Nuclear medicine relies on the process of radioactive decay and the use of tracers to diagnose and treat diseases. The radioactive tracer goes to the part of the body or type of tissue that needs to be imaged. Tracers are given in different ways depending on the study.
The cameras that are used in nuclear medicine come in different shapes and sizes. These cameras may move across the body, rotate around the body or remain still. The camera may travel close to the body to improve image quality, but will not touch the patient.
What to expect during your exam
The camera scans for the radioactive tracer. The type of exam will determine if the imaging occurs immediately − or up to a few days − after the tracer is given.
Imaging time is dependent on the type of exam ordered. On average, it takes one hour to complete the pictures. Parents are welcome in the scan room for most procedures.
Your child may need to hold still for the imaging. The patient may watch a DVD or listen to a CD during the exam.
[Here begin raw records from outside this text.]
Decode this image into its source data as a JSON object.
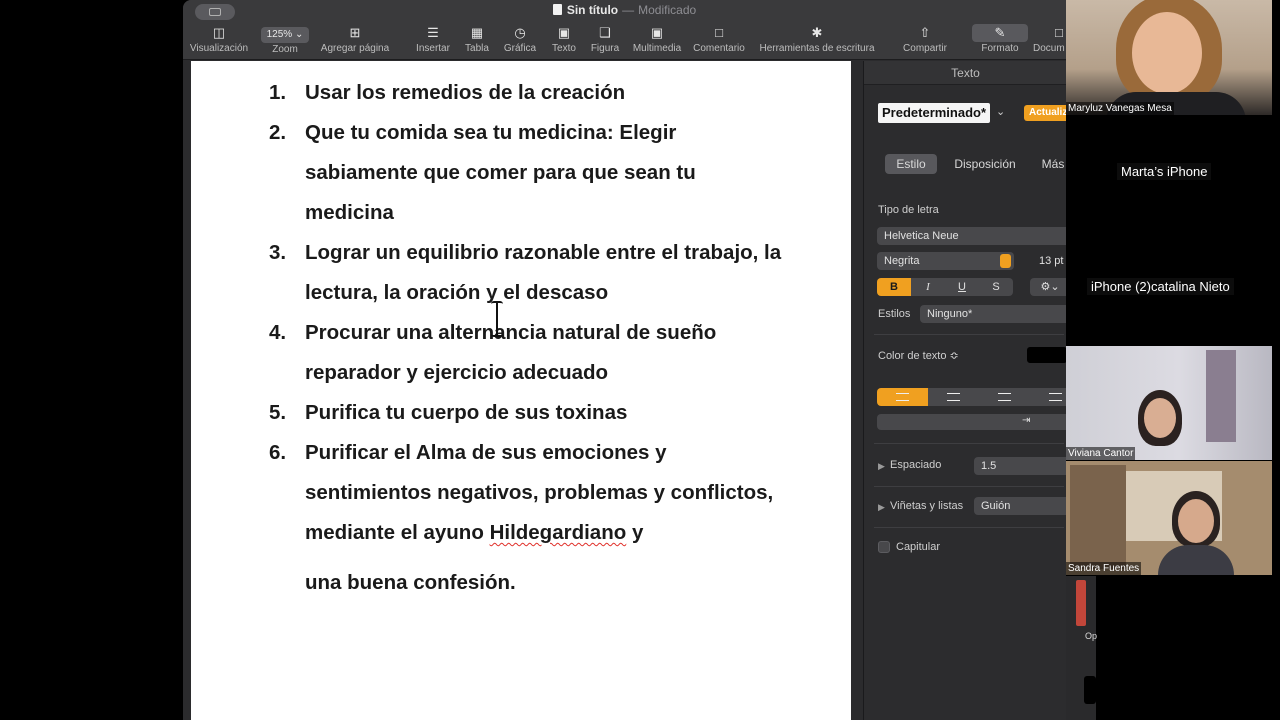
{
  "window": {
    "title": "Sin título",
    "separator": "—",
    "status": "Modificado"
  },
  "toolbar": {
    "zoom_value": "125%",
    "items": [
      {
        "label": "Visualización",
        "icon": "sidebar-icon"
      },
      {
        "label": "Zoom",
        "icon": "zoom-icon"
      },
      {
        "label": "Agregar página",
        "icon": "add-page-icon"
      },
      {
        "label": "Insertar",
        "icon": "insert-list-icon"
      },
      {
        "label": "Tabla",
        "icon": "table-icon"
      },
      {
        "label": "Gráfica",
        "icon": "chart-icon"
      },
      {
        "label": "Texto",
        "icon": "text-box-icon"
      },
      {
        "label": "Figura",
        "icon": "shape-icon"
      },
      {
        "label": "Multimedia",
        "icon": "media-icon"
      },
      {
        "label": "Comentario",
        "icon": "comment-icon"
      },
      {
        "label": "Herramientas de escritura",
        "icon": "writing-tools-icon"
      },
      {
        "label": "Compartir",
        "icon": "share-icon"
      },
      {
        "label": "Formato",
        "icon": "format-brush-icon"
      },
      {
        "label": "Docum",
        "icon": "document-icon"
      }
    ]
  },
  "document": {
    "items": [
      {
        "num": "1.",
        "text": "Usar los remedios de la creación"
      },
      {
        "num": "2.",
        "text": "Que tu comida sea tu medicina: Elegir sabiamente que comer para que sean tu medicina"
      },
      {
        "num": "3.",
        "text": "Lograr un equilibrio razonable entre el trabajo, la lectura, la oración y el descaso"
      },
      {
        "num": "4.",
        "text": "Procurar una alternancia natural de sueño reparador y ejercicio adecuado"
      },
      {
        "num": "5.",
        "text": "Purifica tu cuerpo de sus toxinas"
      },
      {
        "num": "6.",
        "text_part1": "Purificar el Alma de sus emociones y sentimientos negativos, problemas y conflictos, mediante el ayuno ",
        "misspelled": "Hildegardiano",
        "text_part2": " y",
        "text_tail": "una buena confesión."
      }
    ]
  },
  "inspector": {
    "header": "Texto",
    "paragraph_style": "Predeterminado*",
    "update_button": "Actualiz",
    "tabs": [
      "Estilo",
      "Disposición",
      "Más"
    ],
    "active_tab": "Estilo",
    "font_section_label": "Tipo de letra",
    "font_family": "Helvetica Neue",
    "font_weight": "Negrita",
    "font_size": "13 pt",
    "bold": "B",
    "italic": "I",
    "underline": "U",
    "strikethrough": "S",
    "char_styles_label": "Estilos",
    "char_styles_value": "Ninguno*",
    "text_color_label": "Color de texto ≎",
    "text_color": "#000000",
    "spacing_label": "Espaciado",
    "spacing_value": "1.5",
    "bullets_label": "Viñetas y listas",
    "bullets_value": "Guión",
    "dropcap_label": "Capitular"
  },
  "participants": [
    {
      "name": "Maryluz Vanegas Mesa"
    },
    {
      "name": "Marta’s iPhone"
    },
    {
      "name": "iPhone (2)catalina Nieto"
    },
    {
      "name": "Viviana Cantor"
    },
    {
      "name": "Sandra Fuentes"
    }
  ],
  "overlay_fragment": "Op",
  "colors": {
    "accent": "#f0a020",
    "toolbar_bg": "#3a3a3c",
    "inspector_bg": "#2c2c2e",
    "spelling_underline": "#e0302a"
  }
}
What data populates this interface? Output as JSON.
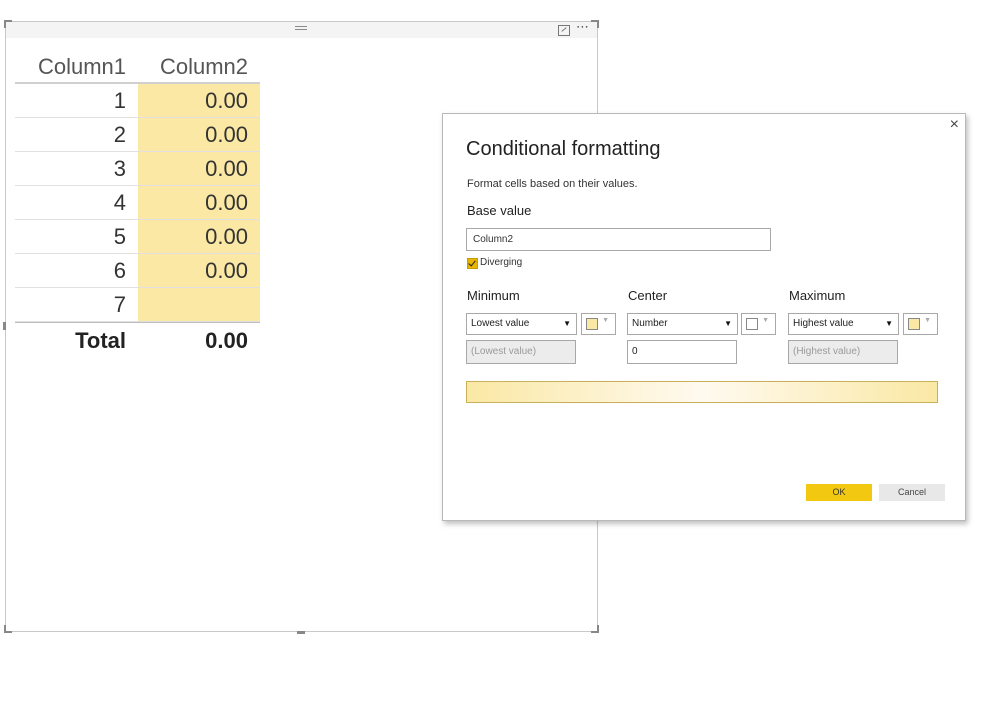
{
  "table": {
    "headers": [
      "Column1",
      "Column2"
    ],
    "rows": [
      {
        "c1": "1",
        "c2": "0.00"
      },
      {
        "c1": "2",
        "c2": "0.00"
      },
      {
        "c1": "3",
        "c2": "0.00"
      },
      {
        "c1": "4",
        "c2": "0.00"
      },
      {
        "c1": "5",
        "c2": "0.00"
      },
      {
        "c1": "6",
        "c2": "0.00"
      },
      {
        "c1": "7",
        "c2": ""
      }
    ],
    "total_label": "Total",
    "total_value": "0.00",
    "highlight_color": "#fae8a4"
  },
  "visual": {
    "more_icon": "⋯"
  },
  "dialog": {
    "close_glyph": "×",
    "title": "Conditional formatting",
    "description": "Format cells based on their values.",
    "base_value_label": "Base value",
    "base_value": "Column2",
    "diverging_label": "Diverging",
    "diverging_checked": true,
    "minimum": {
      "label": "Minimum",
      "select": "Lowest value",
      "color": "#fae8a4",
      "placeholder": "(Lowest value)"
    },
    "center": {
      "label": "Center",
      "select": "Number",
      "color": "#ffffff",
      "value": "0"
    },
    "maximum": {
      "label": "Maximum",
      "select": "Highest value",
      "color": "#fae8a4",
      "placeholder": "(Highest value)"
    },
    "ok_label": "OK",
    "cancel_label": "Cancel",
    "accent_color": "#f2c811"
  }
}
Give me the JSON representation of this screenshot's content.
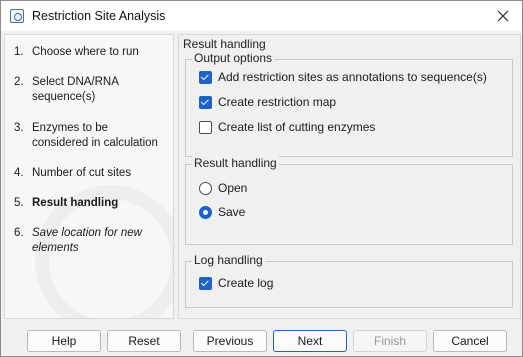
{
  "window": {
    "title": "Restriction Site Analysis"
  },
  "steps": [
    {
      "num": "1.",
      "label": "Choose where to run",
      "state": "done"
    },
    {
      "num": "2.",
      "label": "Select DNA/RNA sequence(s)",
      "state": "done"
    },
    {
      "num": "3.",
      "label": "Enzymes to be considered in calculation",
      "state": "done"
    },
    {
      "num": "4.",
      "label": "Number of cut sites",
      "state": "done"
    },
    {
      "num": "5.",
      "label": "Result handling",
      "state": "active"
    },
    {
      "num": "6.",
      "label": "Save location for new elements",
      "state": "future"
    }
  ],
  "content": {
    "title": "Result handling",
    "output_options": {
      "legend": "Output options",
      "items": [
        {
          "label": "Add restriction sites as annotations to sequence(s)",
          "checked": true
        },
        {
          "label": "Create restriction map",
          "checked": true
        },
        {
          "label": "Create list of cutting enzymes",
          "checked": false
        }
      ]
    },
    "result_handling": {
      "legend": "Result handling",
      "options": [
        {
          "label": "Open",
          "selected": false
        },
        {
          "label": "Save",
          "selected": true
        }
      ]
    },
    "log_handling": {
      "legend": "Log handling",
      "items": [
        {
          "label": "Create log",
          "checked": true
        }
      ]
    }
  },
  "buttons": {
    "help": "Help",
    "reset": "Reset",
    "previous": "Previous",
    "next": "Next",
    "finish": "Finish",
    "cancel": "Cancel"
  },
  "colors": {
    "accent": "#1d62c9"
  }
}
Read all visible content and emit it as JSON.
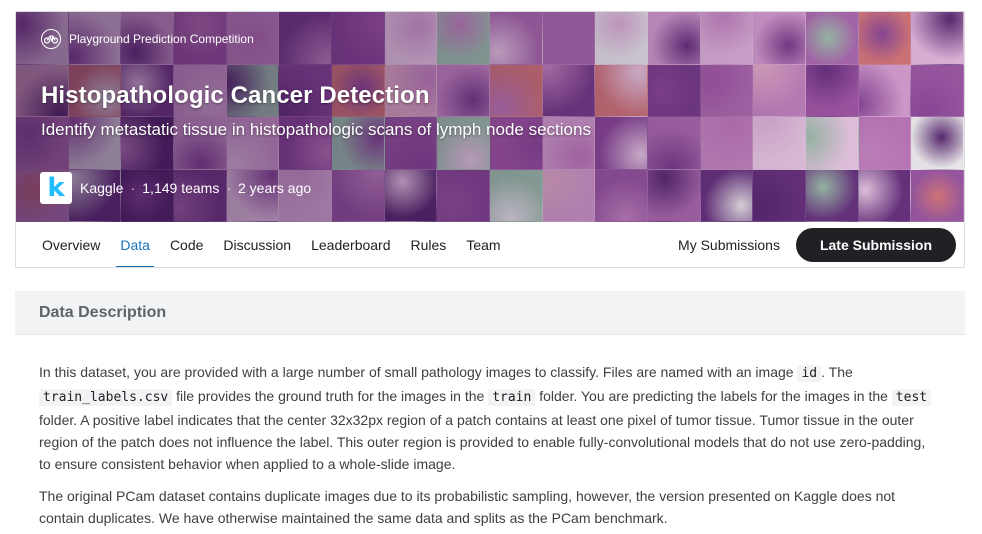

You may bring one from home or choose one from our selection.
What to do before you arrive
If the patient is scheduled with anesthesia or sedation, an anesthesia imaging nurse will contact you with preparation instructions. These instructions must be followed carefully.
If the patient is not scheduled with sedation or anesthesia, there may be preparation instructions for the specific type of exam. This information will be given during the scheduling.
When you arrive
Radiology staff will ask you to fill out forms asking about allergies, medications, possibility of pregnancy, surgeries and implanted metal objects.
After the scan (unless your child’s physician instructs otherwise)
If your child does not receive sedation or anesthesia, she should be able to resume normal activities immediately.
If your child receives anesthesia or sedation, you will be given discharge instructions.
The results are sent to the ordering doctor. Your child’s physician will discuss the findings with you.